Scientists have made a hole in time. Brian Handwerk over at National Geographic News:
Einstein's theories of relativity suggest that gravity can cause time to slow down. Now scientists have demonstrated a way to stop time altogether—or at least, to give the appearance of time stopping by bending light to create a hole in time.
The new research builds on recent demonstrations of “invisibility cloaks” that can make objects seem to disappear by bending waves of visible light.
The idea is that, if light moves around an object instead of striking it, that light doesn't get scattered and reflected back to an observer, making the object essentially invisible.
Now Cornell University scientists have used a similar concept to create a hole in time, albeit a very short one: The effect lasts around 40 trillionths of a second.
“Imagine that you could divert light in time—slow it down, speed it up—so that you create a gap in the light beam in time,” said study co-author and Cornell physicist Alex Gaeta.

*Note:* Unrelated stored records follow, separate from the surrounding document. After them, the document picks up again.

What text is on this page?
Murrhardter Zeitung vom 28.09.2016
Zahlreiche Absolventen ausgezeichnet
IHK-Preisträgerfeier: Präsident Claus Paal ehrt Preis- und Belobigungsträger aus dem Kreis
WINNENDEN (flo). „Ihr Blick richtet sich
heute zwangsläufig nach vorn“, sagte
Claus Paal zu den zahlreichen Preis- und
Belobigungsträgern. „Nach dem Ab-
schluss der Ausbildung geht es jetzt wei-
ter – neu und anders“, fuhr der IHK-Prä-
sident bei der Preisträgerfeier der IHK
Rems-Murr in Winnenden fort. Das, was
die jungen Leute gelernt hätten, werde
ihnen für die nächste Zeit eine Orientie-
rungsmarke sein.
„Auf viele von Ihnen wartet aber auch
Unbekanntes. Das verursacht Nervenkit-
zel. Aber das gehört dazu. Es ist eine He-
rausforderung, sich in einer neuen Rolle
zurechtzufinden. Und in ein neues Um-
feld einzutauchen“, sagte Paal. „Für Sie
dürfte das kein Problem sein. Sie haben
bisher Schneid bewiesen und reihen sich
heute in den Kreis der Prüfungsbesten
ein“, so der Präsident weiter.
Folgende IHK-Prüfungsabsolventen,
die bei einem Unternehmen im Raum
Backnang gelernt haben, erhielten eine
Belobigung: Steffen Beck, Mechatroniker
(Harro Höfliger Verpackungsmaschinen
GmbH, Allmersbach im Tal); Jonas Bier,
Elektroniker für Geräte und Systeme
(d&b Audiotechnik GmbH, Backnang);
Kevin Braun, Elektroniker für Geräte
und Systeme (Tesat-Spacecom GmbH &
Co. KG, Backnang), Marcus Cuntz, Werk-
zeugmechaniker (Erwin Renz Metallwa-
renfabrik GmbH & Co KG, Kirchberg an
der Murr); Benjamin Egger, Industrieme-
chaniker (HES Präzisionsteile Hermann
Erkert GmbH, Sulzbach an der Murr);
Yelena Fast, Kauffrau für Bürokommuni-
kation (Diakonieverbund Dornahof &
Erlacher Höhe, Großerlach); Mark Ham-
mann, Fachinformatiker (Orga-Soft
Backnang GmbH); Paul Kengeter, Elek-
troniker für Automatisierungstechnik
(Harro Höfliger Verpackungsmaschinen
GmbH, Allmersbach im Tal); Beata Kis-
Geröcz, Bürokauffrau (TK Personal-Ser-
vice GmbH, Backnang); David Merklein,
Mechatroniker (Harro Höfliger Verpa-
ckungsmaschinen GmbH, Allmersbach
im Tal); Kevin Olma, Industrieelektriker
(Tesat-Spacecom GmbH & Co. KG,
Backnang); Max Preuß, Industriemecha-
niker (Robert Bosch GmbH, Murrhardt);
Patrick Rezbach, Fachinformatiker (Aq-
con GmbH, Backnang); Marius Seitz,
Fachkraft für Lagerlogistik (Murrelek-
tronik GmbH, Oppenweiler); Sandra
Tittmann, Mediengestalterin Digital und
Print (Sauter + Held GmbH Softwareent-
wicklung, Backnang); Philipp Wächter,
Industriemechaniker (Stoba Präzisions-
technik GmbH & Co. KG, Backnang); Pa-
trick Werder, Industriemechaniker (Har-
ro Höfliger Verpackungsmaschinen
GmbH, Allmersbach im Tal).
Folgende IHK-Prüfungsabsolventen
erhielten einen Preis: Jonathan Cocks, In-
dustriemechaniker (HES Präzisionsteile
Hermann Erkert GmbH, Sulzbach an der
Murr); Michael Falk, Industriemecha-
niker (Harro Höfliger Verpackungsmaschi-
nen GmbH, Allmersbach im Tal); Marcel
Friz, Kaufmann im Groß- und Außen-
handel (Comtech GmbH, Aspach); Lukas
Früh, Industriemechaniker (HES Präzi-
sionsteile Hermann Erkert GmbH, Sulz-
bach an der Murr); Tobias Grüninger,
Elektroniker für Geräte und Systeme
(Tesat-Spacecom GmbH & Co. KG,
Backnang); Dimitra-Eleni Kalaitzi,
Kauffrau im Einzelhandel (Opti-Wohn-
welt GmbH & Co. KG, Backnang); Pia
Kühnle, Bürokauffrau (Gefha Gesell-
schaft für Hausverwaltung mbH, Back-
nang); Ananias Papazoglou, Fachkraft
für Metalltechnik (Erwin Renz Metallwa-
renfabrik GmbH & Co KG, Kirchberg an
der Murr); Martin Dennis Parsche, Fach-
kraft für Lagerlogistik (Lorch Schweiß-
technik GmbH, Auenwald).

“In this case, any event that occurs at that instant of time won't lead to scattering of light. It appears as if the event never occurred.”
(Related: “Space-Time Cloak Possible, Could Make Events Disappear?”)
For example, Gaeta said, think of laser beams crisscrossing a museum display to protect priceless works of art.
“You have a laser beam and a detector set up to detect when all of a sudden the beam is broken and there is no light. So if you pass through that beam, an alarm goes off,” he said.
“But what if a device would perhaps speed up a portion of the beam and slow down another portion of it so that there is an instant of time with no beam. You could pass through, and then [on the other side of the event] the device would do the opposite—speed up the part that had been slowed and slow the part that had been sped up,” he explained.
“That would put the beam of light back together, so to speak, so the detector would never recognize that anything had happened.”